A useful new book for indie authors is due out on March 19, 2016: Working the Table–An Indie Author’s Guide to Conventions. Well-travelled authors Lee French and Jeffrey Cook have put together this comprehensive how-to manual based on their own experiences.
Because books won’t sell themselves.
In these times when it’s easy to self-publish but hard to get noticed, conventions offer a solid, feasible option for the independent author to start on a path to financial sustainability. But becoming a professional denizen of the dealer’s room has its challenges. In Working the Table, two veteran indie authors spill their secrets to help you not only survive, but thrive in the book-event environment.
Lee French lives in Olympia, WA, and is the author of several fantasy and science fiction books, most notably the Maze Beset Trilogy, The Greatest Sin series (co-authored with Erik Kort), and assorted tales in her fantasy setting, Ilauris. She’s an avid gamer and active member of the Myth-Weavers online RPG community, where she’s known for creative squirrel deployment. In addition to spending time there, she also trains year-round for the one-week of glorious madness that is RAGBRAI, has a nice flower garden with one dragon and absolutely no lawn gnomes, and tries in vain every year to grow vegetables that don’t get devoured by neighborhood wildlife.

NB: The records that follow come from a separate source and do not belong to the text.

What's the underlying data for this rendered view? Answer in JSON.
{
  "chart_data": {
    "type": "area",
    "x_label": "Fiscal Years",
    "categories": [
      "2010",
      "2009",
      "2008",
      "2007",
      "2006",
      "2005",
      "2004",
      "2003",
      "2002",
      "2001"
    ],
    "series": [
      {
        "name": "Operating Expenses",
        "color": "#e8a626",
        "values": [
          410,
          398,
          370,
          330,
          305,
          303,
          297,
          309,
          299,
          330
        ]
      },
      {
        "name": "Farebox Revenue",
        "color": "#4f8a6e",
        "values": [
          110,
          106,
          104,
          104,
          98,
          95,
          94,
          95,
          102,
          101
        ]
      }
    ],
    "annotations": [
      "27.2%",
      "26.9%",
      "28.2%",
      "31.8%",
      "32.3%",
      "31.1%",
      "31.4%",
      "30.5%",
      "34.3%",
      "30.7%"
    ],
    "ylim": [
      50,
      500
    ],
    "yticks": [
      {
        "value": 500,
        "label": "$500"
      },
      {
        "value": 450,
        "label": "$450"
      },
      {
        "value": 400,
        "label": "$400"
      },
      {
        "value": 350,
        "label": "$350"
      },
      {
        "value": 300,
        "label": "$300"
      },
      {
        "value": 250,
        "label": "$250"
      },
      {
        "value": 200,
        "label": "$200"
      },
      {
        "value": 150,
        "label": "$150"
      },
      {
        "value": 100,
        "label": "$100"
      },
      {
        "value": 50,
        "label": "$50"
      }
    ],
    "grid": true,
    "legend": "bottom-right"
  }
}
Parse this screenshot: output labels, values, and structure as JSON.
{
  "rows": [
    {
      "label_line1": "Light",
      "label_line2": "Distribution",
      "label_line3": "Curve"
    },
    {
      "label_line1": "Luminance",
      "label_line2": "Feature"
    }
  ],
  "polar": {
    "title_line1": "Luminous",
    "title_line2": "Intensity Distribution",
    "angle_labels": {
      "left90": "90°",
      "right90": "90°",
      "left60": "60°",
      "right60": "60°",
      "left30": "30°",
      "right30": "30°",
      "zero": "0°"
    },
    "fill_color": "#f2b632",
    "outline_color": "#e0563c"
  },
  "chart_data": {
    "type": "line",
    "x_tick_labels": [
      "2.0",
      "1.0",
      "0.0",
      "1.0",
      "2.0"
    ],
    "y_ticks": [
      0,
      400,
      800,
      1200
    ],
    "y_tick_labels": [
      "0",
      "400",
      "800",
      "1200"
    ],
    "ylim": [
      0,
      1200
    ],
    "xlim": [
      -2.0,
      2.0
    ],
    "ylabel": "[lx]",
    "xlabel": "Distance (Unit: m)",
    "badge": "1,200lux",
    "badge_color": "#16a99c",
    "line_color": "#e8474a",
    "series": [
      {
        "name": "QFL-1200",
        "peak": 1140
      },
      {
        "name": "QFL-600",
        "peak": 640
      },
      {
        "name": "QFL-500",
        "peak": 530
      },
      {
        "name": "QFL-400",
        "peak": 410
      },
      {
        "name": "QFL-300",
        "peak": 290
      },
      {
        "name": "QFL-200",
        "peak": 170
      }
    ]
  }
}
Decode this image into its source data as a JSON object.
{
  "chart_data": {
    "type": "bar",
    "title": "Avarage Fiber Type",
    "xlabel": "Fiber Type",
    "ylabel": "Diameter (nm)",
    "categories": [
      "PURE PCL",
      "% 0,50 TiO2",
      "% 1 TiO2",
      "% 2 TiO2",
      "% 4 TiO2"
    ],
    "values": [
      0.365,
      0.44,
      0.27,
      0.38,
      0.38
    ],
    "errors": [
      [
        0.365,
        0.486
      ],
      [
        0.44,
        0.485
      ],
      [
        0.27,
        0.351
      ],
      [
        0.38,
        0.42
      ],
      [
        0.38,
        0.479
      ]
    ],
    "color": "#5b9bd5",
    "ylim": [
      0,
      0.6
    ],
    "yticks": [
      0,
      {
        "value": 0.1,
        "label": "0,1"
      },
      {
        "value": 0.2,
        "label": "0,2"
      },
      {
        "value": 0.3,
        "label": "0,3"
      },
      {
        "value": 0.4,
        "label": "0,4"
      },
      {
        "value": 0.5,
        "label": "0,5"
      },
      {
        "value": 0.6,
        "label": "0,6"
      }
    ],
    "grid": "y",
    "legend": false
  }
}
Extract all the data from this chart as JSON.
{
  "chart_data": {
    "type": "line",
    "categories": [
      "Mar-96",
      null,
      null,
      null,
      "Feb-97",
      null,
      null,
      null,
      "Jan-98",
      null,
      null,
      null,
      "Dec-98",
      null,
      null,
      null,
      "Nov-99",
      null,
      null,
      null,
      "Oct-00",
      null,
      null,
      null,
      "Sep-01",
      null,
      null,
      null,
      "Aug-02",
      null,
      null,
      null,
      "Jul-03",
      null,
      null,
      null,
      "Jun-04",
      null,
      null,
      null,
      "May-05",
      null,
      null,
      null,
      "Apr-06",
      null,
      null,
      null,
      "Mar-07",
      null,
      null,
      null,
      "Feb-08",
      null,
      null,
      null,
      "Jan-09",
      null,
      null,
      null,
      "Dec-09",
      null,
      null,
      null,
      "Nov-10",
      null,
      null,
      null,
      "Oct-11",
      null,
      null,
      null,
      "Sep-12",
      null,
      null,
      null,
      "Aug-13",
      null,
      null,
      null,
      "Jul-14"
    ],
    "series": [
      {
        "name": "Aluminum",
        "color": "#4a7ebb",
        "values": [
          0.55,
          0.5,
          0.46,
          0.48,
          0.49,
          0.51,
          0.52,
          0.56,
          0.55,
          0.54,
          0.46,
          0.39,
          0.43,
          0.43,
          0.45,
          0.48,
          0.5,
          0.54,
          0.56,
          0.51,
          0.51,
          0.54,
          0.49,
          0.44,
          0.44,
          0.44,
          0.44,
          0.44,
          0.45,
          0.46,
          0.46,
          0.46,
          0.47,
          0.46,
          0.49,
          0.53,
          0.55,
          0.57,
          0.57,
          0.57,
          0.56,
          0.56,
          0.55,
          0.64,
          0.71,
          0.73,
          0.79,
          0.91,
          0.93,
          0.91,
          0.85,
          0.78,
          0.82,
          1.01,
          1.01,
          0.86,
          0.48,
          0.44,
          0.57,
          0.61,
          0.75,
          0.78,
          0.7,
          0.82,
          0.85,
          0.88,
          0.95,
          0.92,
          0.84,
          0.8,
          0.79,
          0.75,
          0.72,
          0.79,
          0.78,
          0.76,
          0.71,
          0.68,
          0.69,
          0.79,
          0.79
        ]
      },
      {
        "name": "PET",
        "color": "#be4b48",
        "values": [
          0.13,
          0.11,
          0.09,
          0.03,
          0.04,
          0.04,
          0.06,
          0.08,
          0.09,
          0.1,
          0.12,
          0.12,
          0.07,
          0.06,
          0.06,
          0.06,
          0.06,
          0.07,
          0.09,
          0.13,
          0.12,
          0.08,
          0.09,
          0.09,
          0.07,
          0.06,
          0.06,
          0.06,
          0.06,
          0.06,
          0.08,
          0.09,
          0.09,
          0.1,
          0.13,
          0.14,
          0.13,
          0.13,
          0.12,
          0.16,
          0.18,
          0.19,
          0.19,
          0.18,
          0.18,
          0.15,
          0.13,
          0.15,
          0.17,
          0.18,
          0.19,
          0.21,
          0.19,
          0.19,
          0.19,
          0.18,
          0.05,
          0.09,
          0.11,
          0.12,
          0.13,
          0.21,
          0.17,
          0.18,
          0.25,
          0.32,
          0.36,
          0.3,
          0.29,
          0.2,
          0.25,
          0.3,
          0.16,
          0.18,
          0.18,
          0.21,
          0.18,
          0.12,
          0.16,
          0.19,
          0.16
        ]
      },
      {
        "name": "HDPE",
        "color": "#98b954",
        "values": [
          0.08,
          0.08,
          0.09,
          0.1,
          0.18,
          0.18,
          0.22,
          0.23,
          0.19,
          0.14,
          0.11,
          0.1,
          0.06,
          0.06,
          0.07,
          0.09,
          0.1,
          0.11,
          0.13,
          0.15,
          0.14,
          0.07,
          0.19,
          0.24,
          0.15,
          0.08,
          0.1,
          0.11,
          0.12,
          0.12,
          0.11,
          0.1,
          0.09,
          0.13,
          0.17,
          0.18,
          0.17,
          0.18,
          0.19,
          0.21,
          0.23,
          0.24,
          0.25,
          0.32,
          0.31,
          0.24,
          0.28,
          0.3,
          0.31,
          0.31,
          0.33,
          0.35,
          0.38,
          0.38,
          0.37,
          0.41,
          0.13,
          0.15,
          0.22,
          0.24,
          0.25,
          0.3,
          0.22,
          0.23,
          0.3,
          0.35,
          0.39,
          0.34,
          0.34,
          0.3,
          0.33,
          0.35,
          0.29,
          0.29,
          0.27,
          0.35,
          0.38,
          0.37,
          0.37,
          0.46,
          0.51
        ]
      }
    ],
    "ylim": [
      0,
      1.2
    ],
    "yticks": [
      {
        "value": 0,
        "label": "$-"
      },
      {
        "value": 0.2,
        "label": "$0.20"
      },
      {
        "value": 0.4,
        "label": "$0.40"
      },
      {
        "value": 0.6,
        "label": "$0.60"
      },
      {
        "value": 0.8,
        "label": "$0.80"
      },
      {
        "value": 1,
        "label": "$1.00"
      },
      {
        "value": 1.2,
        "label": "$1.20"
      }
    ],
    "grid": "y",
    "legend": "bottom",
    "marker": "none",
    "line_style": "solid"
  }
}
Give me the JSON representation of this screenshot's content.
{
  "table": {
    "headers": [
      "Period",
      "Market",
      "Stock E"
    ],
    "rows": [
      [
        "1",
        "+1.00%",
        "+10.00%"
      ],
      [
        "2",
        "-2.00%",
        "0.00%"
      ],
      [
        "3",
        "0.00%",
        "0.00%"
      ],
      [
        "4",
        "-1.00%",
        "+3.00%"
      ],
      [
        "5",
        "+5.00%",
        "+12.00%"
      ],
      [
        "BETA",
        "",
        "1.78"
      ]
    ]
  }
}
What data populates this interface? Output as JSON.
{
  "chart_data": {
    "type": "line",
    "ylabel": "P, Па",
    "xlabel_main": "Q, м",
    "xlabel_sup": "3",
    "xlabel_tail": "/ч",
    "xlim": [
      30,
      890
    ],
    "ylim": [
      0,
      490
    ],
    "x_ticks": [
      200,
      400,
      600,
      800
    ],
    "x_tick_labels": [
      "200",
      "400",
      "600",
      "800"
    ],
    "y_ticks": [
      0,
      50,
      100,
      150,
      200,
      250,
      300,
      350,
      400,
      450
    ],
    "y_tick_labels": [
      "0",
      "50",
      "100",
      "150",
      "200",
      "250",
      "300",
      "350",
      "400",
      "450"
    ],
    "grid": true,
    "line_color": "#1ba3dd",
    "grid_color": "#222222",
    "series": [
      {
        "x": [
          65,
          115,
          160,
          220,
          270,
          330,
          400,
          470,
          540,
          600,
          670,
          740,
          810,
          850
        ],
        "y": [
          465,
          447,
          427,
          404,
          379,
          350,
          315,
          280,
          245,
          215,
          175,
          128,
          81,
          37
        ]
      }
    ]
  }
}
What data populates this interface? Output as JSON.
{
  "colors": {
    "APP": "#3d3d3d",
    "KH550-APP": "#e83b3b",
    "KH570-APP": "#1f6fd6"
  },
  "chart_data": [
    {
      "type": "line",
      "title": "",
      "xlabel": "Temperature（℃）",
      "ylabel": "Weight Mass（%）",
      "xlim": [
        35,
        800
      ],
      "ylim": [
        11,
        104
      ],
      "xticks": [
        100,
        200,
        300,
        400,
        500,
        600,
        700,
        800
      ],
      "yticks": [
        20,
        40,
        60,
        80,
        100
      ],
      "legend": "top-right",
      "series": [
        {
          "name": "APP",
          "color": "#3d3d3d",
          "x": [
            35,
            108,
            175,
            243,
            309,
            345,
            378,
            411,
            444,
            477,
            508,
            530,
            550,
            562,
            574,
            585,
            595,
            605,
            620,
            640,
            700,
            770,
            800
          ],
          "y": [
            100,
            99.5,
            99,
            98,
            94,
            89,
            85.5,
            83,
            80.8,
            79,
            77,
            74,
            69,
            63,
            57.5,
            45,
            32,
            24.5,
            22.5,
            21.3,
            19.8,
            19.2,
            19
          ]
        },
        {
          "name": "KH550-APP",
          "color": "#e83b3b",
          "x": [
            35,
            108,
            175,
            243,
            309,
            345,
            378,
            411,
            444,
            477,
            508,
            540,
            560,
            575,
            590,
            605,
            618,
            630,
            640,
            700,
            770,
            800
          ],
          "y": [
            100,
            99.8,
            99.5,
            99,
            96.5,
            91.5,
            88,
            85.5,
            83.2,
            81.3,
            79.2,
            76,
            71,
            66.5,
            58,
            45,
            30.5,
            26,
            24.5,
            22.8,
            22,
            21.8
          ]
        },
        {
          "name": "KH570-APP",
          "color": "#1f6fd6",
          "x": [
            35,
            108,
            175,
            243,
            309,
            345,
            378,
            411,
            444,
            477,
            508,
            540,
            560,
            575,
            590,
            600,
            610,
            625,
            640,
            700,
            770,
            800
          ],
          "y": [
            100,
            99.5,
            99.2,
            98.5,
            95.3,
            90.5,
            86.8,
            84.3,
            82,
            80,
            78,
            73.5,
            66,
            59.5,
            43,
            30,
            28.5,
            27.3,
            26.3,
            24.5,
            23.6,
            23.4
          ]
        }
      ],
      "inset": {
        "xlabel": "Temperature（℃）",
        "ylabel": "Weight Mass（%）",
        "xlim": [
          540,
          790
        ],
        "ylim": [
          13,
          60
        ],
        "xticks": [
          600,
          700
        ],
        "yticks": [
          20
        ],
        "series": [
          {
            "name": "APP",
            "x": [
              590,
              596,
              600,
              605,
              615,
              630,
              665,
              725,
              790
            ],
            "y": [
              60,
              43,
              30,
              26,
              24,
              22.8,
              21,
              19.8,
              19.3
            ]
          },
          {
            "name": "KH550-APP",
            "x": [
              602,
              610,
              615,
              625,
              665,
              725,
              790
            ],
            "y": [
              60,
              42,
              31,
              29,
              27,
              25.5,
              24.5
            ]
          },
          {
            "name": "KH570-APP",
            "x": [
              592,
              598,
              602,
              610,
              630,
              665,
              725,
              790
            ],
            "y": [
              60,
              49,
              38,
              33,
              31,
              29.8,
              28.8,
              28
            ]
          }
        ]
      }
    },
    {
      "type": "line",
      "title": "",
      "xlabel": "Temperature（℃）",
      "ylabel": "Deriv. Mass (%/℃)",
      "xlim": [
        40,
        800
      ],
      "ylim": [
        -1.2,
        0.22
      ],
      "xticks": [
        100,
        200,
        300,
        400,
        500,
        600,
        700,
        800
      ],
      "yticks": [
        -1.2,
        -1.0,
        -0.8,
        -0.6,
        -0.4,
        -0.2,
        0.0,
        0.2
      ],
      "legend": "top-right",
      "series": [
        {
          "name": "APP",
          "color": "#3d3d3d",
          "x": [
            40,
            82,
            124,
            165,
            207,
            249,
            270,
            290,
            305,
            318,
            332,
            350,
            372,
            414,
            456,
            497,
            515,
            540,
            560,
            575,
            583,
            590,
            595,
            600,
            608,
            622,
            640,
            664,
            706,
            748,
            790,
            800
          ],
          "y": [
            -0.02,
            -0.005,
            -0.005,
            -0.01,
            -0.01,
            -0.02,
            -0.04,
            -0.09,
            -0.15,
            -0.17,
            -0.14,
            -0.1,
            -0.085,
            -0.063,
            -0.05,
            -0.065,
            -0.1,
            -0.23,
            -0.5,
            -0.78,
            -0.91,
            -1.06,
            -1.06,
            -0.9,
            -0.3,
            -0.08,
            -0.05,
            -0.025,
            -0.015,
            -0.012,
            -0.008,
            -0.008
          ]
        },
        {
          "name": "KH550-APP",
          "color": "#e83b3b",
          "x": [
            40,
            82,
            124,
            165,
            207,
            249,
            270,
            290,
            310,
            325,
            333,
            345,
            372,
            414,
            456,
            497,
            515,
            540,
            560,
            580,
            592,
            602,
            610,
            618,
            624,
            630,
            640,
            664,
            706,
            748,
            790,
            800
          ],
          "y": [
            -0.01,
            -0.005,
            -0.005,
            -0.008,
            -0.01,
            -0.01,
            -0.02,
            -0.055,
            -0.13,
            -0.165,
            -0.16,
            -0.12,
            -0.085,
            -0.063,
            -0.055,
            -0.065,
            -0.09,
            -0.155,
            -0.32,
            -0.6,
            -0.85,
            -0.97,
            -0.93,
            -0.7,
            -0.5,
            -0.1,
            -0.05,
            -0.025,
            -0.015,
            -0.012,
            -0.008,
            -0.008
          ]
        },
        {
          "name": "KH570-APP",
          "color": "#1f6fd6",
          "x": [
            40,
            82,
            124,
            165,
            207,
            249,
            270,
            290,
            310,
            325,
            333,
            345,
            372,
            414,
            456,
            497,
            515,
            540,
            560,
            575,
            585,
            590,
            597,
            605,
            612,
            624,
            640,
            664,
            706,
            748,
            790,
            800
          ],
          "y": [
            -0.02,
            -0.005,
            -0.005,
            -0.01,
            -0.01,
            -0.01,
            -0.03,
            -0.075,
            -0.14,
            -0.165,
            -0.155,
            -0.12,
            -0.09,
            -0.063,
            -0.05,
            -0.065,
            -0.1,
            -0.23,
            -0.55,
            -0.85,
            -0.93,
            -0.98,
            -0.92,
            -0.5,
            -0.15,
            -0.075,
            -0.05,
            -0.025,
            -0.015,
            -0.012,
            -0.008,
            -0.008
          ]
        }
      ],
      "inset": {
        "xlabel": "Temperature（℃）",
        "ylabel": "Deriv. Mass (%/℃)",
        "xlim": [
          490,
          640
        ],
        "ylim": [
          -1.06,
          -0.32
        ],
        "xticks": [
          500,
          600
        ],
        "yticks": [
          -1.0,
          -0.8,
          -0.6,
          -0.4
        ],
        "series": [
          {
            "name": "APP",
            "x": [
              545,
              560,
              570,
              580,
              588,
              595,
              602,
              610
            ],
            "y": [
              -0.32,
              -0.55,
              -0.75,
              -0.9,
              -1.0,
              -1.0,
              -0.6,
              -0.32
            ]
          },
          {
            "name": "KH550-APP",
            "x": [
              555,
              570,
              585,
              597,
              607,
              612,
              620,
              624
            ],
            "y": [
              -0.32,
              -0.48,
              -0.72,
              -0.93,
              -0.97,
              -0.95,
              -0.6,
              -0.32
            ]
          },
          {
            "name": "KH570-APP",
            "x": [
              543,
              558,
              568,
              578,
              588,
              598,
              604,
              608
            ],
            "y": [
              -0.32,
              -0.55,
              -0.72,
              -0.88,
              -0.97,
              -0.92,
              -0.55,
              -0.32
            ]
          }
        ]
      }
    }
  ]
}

She is an active member of the Northwest Independent Writer’s Association and serves as the Municipal Liaison for the Olympia region of NaNoWriMo. Her appearances to date include GenCon, WorldCon, Norwescon, and several other Pacific Northwest sci-fi and fantasy conventions. You can find Lee’s books here: Lee French’s author page on amazon.com.
2 responses to “#CoverReveal: Working the Table, by Lee French and Jeffrey Cook”
Hey, sounds like it could be a useful book. I attended a conference two years ago (I was on a panel) where nearly everyone there had published a book and was trying to sell it. All those forlorn, lonely, disheartened faces looked up from the tables they’d paid good money for and with such hopes. It was a sad day.
It’s not easy, that’s for sure! Indies have to find what works best for them and roll with it. I doubt I will ever do the kind of convention-hopping they do, but for some people, it could work out well.